If Constitutional amendments cannot be made, revisiting some of the laws limiting foreign participation in the domestic economy may help, the Joint Foreign Chambers said.
“While constitutional restrictions on foreign capital and foreign professionals are hard to change, restrictions in legislation and/or in interpretations of what should or should not be in the FINL should be easier to liberalize. Restrictions are scattered through various laws, some quite old, and most have rarely been reviewed to determine whether they remain in the national interest, especially whether they stand in the way of creating jobs,” the group said.
A review on how the Foreign Investment Negative List is being drawn is “overdue,” it said.
“A reform policy in government to determine whether existing restrictions continue to be in the national interest is lacking. Year after year, government departments passively apply the same legal restrictions and add new ones when Congress creates them. A review is overdue. This could be done by an inter-agency team instructed to review various restrictions on foreign equity investment in the participation in the Philippine economy of foreign equity, taking into consideration whether restrictions impede investment, job creation, and competitiveness. A report with specific proposed amendments could be ready by the time the 16th Congress is convened,” the Join Foreign Chambers said.

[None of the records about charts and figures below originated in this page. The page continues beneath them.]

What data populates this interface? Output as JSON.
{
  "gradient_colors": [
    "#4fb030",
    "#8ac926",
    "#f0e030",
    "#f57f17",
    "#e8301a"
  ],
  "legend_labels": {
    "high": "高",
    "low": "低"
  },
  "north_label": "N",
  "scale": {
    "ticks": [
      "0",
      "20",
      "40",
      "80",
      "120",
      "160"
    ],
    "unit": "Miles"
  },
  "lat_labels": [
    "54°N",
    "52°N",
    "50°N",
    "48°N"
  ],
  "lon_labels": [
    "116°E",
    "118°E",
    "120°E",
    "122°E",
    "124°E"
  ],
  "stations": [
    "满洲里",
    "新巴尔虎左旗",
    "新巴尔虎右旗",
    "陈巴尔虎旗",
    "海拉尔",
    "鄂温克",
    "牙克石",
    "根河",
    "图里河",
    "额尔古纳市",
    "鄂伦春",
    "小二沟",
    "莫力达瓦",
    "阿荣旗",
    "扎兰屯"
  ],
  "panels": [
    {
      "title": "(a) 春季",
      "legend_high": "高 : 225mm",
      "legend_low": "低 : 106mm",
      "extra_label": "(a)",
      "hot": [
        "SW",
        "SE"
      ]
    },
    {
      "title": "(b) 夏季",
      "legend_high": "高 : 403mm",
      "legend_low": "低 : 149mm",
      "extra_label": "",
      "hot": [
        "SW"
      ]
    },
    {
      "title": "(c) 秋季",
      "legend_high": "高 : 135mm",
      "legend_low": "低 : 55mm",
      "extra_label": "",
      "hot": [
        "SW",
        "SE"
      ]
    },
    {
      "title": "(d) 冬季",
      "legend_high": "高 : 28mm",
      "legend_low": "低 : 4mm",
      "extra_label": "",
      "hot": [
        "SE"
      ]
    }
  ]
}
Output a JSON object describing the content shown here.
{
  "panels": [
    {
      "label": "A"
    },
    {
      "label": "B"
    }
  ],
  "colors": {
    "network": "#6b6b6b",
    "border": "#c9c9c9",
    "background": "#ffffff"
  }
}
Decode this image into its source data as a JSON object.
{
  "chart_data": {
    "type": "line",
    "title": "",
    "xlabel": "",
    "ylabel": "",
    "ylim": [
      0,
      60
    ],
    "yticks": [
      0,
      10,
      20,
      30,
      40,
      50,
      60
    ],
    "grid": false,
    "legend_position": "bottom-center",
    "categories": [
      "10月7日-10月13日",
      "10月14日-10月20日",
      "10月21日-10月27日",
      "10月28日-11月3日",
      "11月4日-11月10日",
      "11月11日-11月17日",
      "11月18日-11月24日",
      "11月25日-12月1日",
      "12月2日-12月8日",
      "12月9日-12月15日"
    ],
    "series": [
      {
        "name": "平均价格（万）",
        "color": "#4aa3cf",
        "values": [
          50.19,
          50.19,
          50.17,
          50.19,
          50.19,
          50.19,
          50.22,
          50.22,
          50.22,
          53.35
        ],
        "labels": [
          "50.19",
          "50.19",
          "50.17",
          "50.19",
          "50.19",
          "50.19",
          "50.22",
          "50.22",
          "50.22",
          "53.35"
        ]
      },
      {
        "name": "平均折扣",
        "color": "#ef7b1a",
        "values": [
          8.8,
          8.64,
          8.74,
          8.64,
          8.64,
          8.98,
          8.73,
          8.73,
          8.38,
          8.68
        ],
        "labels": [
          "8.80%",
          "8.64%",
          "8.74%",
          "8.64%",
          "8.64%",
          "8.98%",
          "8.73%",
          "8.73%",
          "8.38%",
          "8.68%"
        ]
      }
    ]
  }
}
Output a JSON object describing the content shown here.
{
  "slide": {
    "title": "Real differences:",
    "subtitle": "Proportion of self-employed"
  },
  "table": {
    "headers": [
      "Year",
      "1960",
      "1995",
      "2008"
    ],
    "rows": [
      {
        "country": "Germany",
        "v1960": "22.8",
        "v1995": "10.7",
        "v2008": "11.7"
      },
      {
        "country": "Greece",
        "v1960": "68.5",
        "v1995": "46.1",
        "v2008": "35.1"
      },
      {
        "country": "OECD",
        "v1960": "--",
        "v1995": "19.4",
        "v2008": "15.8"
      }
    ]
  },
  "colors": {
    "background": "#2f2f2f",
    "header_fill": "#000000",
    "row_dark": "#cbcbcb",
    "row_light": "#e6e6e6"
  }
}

It also asked the government to remove from the negative list the “practice of all professions” prohibition, adding that this is “not germane in a document that concerns ‘investment.’”
“There are 46 individual laws that provide for the regulation of as many professions, while the Supreme Court establishes rule for practicing law. All but the laws on professions allow for reciprocity. The Professional Regulatory Commission decides whether reciprocity exists when a foreign national applies to practice in the Philippines. The current FINL does not explain this. Furthermore, with some exceptions, there is a distinction between ownership of a company that employs professionals (certified by the PRC) and employees who execute professional services. The FINL needs clarification, as it is incorrectly worded in its present form,” the group said.
It said a long-winding FINL would be a deterrent as the Philippines moves to fulfill its Asean commitments as well as participate in other multilateral trade deals.
“As Asean moves towards the Asean Economic Community there will be more advocacy under the 2007 AEC Blueprint to lower barriers to cross-border investment in priority sectors. Similar challenges may arise if the Philippines negotiates for advanced free trade agreements with the European Union and with the 11 countries currently participating in the future Trans-Pacific Partnership. The investment chapter of the Korea-US FTA requires unrestricted foreign equity investment between parties, and the same chapter in the TPP is expected to be similar. Parties are given time to transition their laws to meet commitments under the new trade agreements,” the Joint Foreign Chambers said.
It groups the American Chamber of Commerce of the Philippines, Australian-New Zealand Chamber of Commerce of the Philippines, Canadian Chamber of Commerce, European Chamber of Commerce of the Philippines, Japanese Chamber of Commerce and Industry of the Philippines, Korean Chamber of Commerce of the Philippines, and Philippine Association of Multinational Regional Headquarters.